The specialists brought together by the LACIS emphasize that Latin American public opinion has, to a large extent, been unaware of the package of military operations included in the Partnership of the Americas program, which includes the recently concluded Unitas 2008 military-naval maneuvers in the Atlantic and Pacific, as well as another series of exercises in Central America, South America and the Caribbean.
The U.S. government, the specialists say, have placed the 4th Fleet on permanent alert as of July 1. This fleet’s operations were re-launched just this year as part of the Southern Command forces, within a package of emergency measures designed to reestablish Washington’s political control over Latin America.
With this in mind, the strategists in the White House, the State Department, and the Pentagon have not found no better solution at hand than dusting off the tactics of the Cold War that failed at the time and which sparked justified indignation among the peoples of Latin America and the nationalist governments of the region.
These types of military-naval maneuvers, which in 2008 officially lasted from April to October, included almost 60 days of participation by the nuclear--powered ballistic missile submarine USS George Washington, whose presence in Latin American waters violates the spirit and the letter of the Treaty for the Prohibition of Nuclear Weapons in Latin America and the Caribbean (the Treaty of Tlatelolco).
The United States is one of the signatory countries to Protocols I and II of the Treaty of Tlatelolco, through which it formally committed itself to respect the military de-nuclearization of Latin America, not only in terms of the territories of the countries of the region, but also in any possessions, permanent or temporary (such as Guantánamo) that it might have, de jure or de facto, in the geographical field of the treaty’s application. Nevertheless, Washington has not had the slightest hesitation in introducing nuclear weapons in Latin American waters of the Atlantic and Pacific.
According to the specialists brought together by the LACIS, the main reason for this aggressive policy by the United States can be found in the increasingly firm decision of the Latin American countries to act in accordance with their own interests and to fully exercise their own sovereignty, taking their distance from the hegemonic policy guidelines that Washington has traditionally employed in the region.
The fact that the nations of Latin America are seeking and implementing their own integration programs and freely choosing the most appropriate partners in the international community to develop a mutually beneficial collaboration in different fields -political, economic, technological, and cultural- has led to an extreme reaction in the U.S. power structure.
If to this we add the sovereign decision adopted by some of these countries -particularly Brazil, Colombia, and Venezuela and to a lesser extent, Argentina— to become modernized nations and to increase their military power, we can understand that the White House is particularly concerned over an independent approach on the part of these nations that accelerates the gradual loss of U.S. influence in the region and the impunity with which the major consortia of that country have taken advantage of and benefitted from the opening of the Latin American economies.

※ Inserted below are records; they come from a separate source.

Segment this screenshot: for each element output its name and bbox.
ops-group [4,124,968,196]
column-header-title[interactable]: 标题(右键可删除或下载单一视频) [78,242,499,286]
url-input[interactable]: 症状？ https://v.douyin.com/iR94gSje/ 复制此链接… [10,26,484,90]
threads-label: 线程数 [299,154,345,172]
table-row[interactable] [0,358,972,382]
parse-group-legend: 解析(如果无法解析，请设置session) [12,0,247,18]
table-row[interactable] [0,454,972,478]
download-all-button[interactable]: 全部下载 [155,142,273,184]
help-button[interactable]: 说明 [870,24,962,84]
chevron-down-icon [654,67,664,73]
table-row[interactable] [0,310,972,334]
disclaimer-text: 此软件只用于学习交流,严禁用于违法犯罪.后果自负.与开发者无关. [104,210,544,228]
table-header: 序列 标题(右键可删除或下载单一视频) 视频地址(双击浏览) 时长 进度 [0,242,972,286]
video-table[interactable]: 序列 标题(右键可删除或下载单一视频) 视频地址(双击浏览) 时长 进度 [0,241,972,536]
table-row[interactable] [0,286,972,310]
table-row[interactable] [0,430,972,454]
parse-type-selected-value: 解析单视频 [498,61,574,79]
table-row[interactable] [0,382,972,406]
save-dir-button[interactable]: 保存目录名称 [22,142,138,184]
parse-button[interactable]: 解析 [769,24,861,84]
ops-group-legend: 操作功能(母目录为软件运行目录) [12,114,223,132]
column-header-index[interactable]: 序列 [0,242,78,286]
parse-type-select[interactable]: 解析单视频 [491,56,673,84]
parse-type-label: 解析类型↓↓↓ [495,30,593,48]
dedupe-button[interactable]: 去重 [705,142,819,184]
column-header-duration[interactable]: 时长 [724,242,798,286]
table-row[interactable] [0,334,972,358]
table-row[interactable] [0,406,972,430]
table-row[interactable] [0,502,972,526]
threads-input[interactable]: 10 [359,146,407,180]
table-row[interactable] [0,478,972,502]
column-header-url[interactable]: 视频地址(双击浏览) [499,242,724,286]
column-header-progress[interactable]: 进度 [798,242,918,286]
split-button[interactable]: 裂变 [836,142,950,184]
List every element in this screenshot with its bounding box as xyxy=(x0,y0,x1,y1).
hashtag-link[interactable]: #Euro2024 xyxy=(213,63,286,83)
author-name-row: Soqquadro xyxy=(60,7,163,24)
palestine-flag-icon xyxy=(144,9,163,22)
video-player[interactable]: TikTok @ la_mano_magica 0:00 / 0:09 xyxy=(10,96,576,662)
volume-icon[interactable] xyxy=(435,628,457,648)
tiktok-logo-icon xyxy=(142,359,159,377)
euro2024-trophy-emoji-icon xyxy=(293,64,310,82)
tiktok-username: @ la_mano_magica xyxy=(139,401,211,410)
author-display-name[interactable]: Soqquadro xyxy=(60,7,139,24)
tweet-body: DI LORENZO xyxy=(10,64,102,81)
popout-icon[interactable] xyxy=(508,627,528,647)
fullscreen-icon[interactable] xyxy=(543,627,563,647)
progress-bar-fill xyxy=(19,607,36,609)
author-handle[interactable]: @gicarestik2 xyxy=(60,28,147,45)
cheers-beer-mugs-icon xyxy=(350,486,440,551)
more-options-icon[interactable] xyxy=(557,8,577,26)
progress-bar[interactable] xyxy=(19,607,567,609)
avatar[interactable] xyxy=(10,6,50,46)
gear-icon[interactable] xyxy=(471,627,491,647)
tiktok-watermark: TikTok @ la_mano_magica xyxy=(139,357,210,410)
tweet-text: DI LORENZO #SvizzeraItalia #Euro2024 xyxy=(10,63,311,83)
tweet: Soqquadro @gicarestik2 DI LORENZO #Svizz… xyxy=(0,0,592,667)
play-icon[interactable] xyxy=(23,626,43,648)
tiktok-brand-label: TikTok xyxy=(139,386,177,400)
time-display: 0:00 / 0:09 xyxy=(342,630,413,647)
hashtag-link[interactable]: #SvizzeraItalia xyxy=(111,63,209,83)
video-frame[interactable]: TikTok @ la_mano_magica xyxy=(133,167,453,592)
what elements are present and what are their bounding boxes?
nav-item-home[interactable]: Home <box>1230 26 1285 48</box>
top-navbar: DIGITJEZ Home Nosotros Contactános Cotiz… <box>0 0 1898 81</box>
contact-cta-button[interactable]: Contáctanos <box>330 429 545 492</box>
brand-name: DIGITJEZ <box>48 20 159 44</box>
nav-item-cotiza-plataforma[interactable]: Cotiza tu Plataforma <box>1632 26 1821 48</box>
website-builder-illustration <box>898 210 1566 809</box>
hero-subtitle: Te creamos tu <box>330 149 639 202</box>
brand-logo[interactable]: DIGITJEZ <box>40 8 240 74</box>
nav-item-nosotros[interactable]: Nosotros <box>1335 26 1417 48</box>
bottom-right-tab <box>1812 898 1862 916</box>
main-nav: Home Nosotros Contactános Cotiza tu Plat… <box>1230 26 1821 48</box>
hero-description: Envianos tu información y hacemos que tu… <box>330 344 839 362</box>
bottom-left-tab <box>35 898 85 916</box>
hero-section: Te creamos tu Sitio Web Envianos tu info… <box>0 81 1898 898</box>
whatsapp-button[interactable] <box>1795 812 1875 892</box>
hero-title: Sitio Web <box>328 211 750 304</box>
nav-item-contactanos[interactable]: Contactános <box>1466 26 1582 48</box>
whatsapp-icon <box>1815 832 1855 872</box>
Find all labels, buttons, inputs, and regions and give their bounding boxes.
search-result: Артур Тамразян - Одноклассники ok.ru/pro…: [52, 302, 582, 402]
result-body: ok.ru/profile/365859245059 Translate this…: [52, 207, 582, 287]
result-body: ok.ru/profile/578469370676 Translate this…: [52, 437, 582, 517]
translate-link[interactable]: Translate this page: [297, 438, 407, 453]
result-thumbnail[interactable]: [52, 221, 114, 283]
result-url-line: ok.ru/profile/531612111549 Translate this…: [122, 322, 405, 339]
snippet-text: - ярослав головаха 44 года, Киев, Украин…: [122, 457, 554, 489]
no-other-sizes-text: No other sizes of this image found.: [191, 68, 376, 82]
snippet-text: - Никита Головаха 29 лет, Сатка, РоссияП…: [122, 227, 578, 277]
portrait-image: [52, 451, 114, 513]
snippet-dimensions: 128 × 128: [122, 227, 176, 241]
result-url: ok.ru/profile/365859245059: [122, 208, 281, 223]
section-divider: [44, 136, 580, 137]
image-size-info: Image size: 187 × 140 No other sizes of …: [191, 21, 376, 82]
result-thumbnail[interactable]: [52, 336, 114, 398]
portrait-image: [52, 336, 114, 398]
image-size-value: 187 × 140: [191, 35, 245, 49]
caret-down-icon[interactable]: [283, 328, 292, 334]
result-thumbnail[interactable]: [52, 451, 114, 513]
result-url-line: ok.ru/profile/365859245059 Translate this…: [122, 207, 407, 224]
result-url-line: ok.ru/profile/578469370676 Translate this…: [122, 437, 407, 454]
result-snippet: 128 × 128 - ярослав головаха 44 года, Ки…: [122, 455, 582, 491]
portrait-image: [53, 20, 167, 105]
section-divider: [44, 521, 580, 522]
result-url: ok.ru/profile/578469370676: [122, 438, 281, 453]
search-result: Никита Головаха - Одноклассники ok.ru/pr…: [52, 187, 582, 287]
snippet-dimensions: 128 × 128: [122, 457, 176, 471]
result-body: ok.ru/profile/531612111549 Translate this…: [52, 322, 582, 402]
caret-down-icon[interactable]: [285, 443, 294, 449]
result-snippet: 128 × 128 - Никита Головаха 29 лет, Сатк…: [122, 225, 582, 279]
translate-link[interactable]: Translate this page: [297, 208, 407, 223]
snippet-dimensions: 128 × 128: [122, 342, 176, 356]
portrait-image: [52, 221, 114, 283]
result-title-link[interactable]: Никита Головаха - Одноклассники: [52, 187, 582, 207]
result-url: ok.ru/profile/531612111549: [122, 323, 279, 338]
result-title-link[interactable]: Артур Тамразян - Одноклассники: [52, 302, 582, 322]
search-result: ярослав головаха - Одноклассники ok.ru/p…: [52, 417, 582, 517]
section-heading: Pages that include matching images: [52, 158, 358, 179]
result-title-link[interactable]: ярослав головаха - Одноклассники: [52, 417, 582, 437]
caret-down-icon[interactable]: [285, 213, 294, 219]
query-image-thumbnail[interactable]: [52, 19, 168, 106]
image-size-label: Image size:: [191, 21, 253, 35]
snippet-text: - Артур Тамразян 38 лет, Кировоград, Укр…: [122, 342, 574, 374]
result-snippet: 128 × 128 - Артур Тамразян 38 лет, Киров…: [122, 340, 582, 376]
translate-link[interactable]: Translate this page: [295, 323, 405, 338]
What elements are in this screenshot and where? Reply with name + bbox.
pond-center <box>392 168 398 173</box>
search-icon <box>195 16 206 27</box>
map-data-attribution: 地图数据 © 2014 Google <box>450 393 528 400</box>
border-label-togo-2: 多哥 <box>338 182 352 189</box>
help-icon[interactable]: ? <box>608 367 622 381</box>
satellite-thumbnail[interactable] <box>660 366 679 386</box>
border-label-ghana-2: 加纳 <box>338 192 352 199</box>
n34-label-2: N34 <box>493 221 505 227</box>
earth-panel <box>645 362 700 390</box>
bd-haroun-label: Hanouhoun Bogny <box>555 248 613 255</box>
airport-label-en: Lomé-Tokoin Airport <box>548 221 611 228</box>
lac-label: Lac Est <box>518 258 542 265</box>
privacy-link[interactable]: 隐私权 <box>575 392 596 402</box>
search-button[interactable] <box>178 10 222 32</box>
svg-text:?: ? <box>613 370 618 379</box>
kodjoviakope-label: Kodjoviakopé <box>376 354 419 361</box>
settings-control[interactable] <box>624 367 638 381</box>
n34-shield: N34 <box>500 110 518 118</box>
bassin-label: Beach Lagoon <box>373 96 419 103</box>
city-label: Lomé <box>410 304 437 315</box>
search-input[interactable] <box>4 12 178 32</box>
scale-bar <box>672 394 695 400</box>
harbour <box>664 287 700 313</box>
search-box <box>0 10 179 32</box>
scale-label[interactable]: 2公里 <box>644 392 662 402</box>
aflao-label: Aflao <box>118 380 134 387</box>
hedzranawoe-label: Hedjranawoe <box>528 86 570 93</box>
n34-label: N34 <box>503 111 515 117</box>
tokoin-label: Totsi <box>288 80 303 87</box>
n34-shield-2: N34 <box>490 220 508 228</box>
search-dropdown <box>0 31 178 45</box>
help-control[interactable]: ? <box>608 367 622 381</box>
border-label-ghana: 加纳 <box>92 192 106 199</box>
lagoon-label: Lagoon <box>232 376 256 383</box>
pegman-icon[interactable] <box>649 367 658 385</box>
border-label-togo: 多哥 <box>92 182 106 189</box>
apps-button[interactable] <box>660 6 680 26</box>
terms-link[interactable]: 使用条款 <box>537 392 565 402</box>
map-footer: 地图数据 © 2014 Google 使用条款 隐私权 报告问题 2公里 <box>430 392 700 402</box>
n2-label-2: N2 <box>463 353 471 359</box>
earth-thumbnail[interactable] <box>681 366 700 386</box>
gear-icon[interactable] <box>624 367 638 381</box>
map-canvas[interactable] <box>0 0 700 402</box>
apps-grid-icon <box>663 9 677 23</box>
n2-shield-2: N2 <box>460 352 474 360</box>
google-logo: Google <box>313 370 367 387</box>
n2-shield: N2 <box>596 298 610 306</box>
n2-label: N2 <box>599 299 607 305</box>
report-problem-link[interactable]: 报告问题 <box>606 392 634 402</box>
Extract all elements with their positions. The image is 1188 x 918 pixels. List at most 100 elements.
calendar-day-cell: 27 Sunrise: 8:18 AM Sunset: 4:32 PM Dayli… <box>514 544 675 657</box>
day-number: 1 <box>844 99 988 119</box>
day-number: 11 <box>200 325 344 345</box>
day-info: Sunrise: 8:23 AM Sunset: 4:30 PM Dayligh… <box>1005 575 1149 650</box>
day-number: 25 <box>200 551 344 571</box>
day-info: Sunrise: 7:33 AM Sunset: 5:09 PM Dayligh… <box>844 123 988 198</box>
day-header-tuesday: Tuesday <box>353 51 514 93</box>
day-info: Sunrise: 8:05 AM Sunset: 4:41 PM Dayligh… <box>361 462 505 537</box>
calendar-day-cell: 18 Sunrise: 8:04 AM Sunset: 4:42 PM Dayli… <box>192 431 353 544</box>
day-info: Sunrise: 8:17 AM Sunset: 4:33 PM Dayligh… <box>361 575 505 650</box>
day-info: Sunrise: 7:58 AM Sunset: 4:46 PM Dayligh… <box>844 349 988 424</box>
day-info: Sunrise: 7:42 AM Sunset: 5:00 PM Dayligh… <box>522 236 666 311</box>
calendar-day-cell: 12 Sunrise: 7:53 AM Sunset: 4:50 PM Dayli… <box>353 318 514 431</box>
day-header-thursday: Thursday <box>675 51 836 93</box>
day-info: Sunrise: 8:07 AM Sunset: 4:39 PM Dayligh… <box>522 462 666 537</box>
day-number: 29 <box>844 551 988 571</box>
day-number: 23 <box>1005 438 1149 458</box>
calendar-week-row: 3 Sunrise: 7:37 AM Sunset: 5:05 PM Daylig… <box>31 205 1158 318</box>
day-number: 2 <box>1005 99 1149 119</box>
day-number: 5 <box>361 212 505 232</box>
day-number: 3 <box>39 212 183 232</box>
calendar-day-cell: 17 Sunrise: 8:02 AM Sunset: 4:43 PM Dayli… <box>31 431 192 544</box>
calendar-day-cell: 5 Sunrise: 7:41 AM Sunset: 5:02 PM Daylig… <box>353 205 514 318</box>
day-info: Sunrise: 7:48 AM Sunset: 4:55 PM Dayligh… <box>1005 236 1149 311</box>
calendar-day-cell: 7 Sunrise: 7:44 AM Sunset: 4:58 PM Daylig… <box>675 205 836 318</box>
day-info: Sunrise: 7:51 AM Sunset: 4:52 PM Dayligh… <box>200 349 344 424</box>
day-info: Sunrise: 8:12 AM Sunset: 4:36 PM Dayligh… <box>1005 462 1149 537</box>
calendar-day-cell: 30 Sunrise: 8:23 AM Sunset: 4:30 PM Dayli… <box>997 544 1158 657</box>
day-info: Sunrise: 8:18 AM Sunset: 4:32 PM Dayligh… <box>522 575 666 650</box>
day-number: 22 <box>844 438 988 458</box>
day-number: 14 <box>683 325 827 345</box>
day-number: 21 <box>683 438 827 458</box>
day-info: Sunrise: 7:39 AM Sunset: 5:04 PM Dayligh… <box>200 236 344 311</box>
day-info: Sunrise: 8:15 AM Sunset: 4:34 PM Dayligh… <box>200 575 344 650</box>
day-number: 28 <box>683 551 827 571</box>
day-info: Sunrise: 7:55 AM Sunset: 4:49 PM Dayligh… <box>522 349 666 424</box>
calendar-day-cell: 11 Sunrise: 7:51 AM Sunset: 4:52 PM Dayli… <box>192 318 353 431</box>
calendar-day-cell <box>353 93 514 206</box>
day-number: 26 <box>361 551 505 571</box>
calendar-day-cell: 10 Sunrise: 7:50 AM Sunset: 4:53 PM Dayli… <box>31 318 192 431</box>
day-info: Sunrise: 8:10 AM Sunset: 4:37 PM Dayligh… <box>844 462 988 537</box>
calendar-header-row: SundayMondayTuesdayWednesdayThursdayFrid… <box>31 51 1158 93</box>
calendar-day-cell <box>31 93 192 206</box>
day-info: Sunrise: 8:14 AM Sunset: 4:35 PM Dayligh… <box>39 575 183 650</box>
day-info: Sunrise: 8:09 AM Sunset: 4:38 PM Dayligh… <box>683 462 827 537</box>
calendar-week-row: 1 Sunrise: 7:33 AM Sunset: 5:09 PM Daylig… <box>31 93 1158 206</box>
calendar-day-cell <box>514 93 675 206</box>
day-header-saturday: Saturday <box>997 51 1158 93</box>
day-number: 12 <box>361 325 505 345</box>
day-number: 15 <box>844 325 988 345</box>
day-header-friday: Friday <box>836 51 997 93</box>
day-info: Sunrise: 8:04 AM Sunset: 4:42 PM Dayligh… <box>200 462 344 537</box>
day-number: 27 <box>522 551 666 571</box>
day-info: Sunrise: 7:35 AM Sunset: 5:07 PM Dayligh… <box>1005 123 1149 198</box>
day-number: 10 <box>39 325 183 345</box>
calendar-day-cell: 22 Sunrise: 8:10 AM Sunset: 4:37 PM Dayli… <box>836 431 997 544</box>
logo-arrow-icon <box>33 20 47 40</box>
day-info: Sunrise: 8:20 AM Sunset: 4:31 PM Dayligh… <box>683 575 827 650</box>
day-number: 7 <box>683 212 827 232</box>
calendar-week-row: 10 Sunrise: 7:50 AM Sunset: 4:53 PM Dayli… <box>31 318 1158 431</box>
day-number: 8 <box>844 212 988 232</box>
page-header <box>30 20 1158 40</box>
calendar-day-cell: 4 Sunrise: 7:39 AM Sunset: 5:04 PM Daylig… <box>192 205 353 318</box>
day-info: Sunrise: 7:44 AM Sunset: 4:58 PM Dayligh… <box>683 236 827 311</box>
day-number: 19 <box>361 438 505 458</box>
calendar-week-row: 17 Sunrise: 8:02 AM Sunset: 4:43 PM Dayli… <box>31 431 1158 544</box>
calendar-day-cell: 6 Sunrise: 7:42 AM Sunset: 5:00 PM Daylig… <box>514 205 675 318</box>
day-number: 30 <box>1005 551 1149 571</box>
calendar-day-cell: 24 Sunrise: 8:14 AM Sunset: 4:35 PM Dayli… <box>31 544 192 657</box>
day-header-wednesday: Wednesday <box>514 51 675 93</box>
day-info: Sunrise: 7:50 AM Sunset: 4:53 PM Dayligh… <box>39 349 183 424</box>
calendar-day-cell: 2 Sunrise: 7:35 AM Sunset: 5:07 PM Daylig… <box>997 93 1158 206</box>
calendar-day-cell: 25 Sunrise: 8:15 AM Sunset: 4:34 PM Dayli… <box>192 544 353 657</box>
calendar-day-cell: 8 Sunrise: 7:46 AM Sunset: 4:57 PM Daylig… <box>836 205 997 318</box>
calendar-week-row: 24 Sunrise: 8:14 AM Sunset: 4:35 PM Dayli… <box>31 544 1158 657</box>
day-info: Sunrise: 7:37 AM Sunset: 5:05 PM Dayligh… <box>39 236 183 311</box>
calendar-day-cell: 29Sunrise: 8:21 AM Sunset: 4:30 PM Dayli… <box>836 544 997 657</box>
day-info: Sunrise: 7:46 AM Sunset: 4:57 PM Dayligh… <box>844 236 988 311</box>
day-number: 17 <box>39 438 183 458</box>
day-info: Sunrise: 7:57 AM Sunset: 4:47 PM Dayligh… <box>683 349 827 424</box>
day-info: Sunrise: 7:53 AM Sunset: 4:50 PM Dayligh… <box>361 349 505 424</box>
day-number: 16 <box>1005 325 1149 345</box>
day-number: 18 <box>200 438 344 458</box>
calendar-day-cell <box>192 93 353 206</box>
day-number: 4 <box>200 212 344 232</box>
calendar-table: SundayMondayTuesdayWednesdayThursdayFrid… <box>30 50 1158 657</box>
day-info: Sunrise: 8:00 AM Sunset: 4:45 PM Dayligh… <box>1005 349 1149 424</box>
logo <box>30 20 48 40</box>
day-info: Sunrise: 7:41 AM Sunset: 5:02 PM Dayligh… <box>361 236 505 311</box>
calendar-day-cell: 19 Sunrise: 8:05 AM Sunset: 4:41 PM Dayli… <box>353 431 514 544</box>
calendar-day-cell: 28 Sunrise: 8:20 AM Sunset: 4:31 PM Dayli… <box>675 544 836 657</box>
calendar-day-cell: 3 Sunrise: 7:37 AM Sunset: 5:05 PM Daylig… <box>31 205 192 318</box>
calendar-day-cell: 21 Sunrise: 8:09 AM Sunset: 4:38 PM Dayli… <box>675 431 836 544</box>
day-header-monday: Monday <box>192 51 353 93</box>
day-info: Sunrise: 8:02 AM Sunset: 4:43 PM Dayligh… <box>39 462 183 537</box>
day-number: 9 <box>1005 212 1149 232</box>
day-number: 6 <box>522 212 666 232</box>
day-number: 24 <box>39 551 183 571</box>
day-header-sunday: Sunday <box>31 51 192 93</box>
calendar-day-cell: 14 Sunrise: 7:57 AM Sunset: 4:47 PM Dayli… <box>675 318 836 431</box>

In fact, the specialists surveyed by the LACIS point out that the United States has been gradually left without reliable, unconditional allies. Today Washington can only count on Colombia and Peru, countries that still consider their relationship with the White House to be an absolute priority, even though at the same time they do not display a true disposition to support the North Americans in a really committed way, especially in terms of possible military interventions.
Recently, high-level Colombian and Peruvians officials reacted with very little enthusiasm to the proposal to transfer the U.S. American military air base that is currently located at Manta, Ecuador to their respective countries.
One of the consequences of this new situation, the specialists consulted by the LACIS conclude, is Washington’s decision to use all the resources within its command to increase its influence and military presence in Panama.
With this in mind, the LACIS calls on the peoples and governments of Latin America to present a united front in response to the new onslaught of a hegemonic policy that is historically condemned to failure.